EDUCATION- THE THIRD PRINCIPLE
The third principle of education is to work from the near to the far, from that which is to that which shall be. The basis of a man's
nature is almost always, in addition to his soul's past, his heredity, his surroundings, his nationality, his country,
the soil from which he draws sustenance, the air which he breathes, the sights, sounds, habits to which he is accustomed.
They mould him not the less powerfully because insensibly, and from that then we must begin. We must not take up
the nature by the roots from the earth in which it must grow or surround the mind with images and ideas of a life
which is alien to that in which it must physically move.

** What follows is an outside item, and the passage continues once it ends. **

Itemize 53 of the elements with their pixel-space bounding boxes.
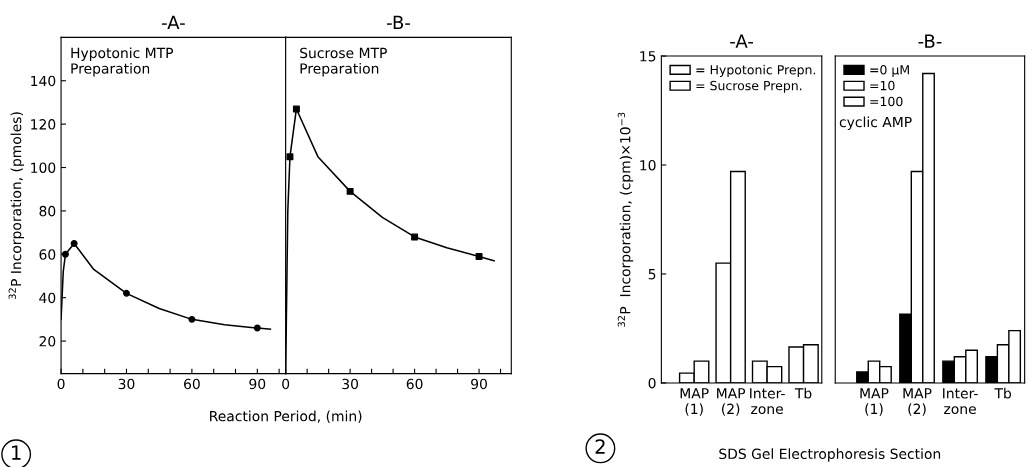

If anything has to be brought in from outside, it must
be offered, not forced on the mind. A free and natural growth is the condition of genuine development. There are
souls which naturally revolt from their surroundings and seem to belong to another age and clime. Let them be free
to follow their bent; but the majority languish, become empty, become artificial, if artificially moulded into
an alien form. It is God's arrangement that they should belong to a particular nation, age, society, that they
should be children of the past, possessors of the present, creators of the future. The past is our foundation,
the present our material, the future our aim and summit. Each must have its due and natural place in a national
system of education.
In this investiture of fleshly life
A soul that is spark of God survives
And sometimes it breaks through the sordid screen
And kindles a fire that makes us half-divine.